When the series ended in 2002, Anderson decamped from Los Angeles to London, married journalist Julian Ozanne, divorced him after two years, had sons Oscar and Felix - now eight and six - with businessman Mark Griffiths, and carved out a new career.
She was in Bleak House and Great Expectations on TV, in The Last King of Scotland and A Cock and Bull Story on the big screen, and was a pale but resolute Nora in A Doll's House at the Donmar. Now Blanche DuBois has put her alongside the Denches, Mirrens and Smiths, previous winners of the Evening Standard's Best Actress Award, in the event's milestone 60th year.
"Any time as an actor one can be in the same sentence as those women. . . it's beyond words," she says. "I wouldn't by any stretch say I was as good as them. But for the first time I feel that with the stuff that I am doing now, between Streetcar and The Fall, I am dipping my toe into some familiar territory with them."
Ah yes, The Fall. Allan Cubitt's BBC drama has given Anderson a role diametrically opposed to, but every bit as compelling as, Blanche, in the form of DSI Stella Gibson, the Met officer brought to Belfast to track down serial killer Paul Spector (Jamie Dornan). Anderson eloquently deflects the accusations of misogyny and exploitation that have dogged the show, saying that all its characters, including the victims, are fully realised, complex humans, and that the show is disturbing because it is so plausible.

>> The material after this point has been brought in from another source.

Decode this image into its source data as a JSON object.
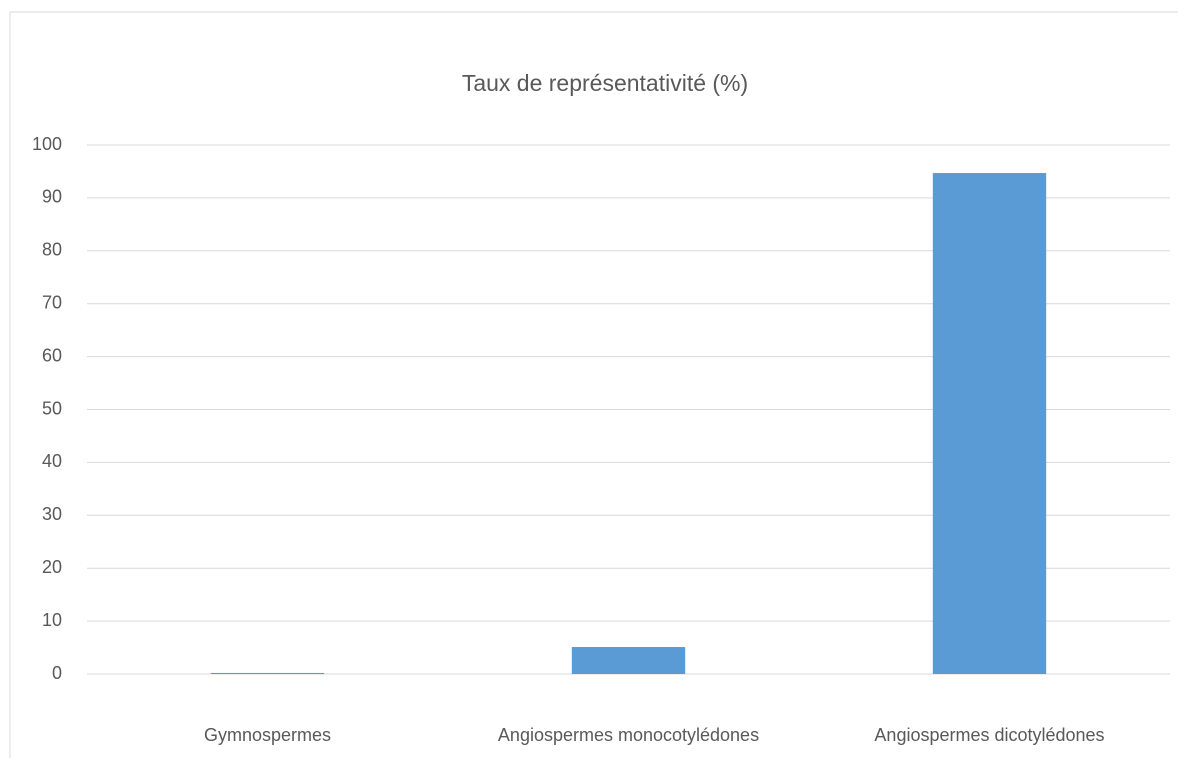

Of the 16-year-old babysitter Katie playing sexual mind games with the killer, she says: "I completely understand and sympathise and I might have done the same at that time of life."
Of Gibson, she says: "She is enigmatic, cold, intelligent, professional, strong, all of those things. There is vulnerability there and a sensitivity, that comes out in fits and spurts. When her raw patches are touched she is not infallible. But at the same time she is slightly scary."
We talk about Stella's blouses (they instantly put Anderson in character) and her sexual confidence, with men and women. Last Thursday viewers saw her make an impulsive pass at her coroner friend Tanya Reed Smith (Archie Panjabi), before being herself accosted by her boss and former lover Burns (John Lynch). These dramatic turns were capped, with typical Cubitt flare, with the revelation that Stella keeps a diary and that Spector has been in her room and read it.
Was she nervous of the lesbian storyline, given the furore her 2012 revelation that she'd had a fling with a girl in high school had caused? "No, not at all. I am an actively heterosexual woman who celebrates however people want to express their sexuality. I have been in support of gays and lesbians and transgenders since I was a teenager. My sister is gay and married to a woman and a lot of my friends are gay and lesbian."
Anderson's younger brother Aaron died of a brain tumour in 2011, as did her former high school girlfriend, hence her decision to speak out. Currently, Anderson is single, happily so.
We talk briefly about the hype surrounding her co-star Dornan's forthcoming role in Fifty Shades of Grey, a level of fame and attention greater than any she experienced in her X Files days. "I would have to get out the Uzis and start gunning people down. But he is extraordinarily grounded and self-deprecating and has a very good perspective. Just a sweet guy."
Anderson would have liked a bigger film career, and wrote her sci-fi novel A Vision of Fire with Jeff Rovin in the hope it would become a movie role. But she has no regrets. If she hadn't left LA and followed her heart to London "I wouldn't have the sons I have today, or live in the best city in the world. Every single morning I drive through the city, I am grateful and I see things I have never seen before, even on the school routes I take. I spent many an hour on the South Bank in the summer with the boys. It's a bike-friendly city, mostly. The green spaces blow my mind. And in all my years of seeing a lot of theatre in this city, I can count on one hand the shows I didn't like."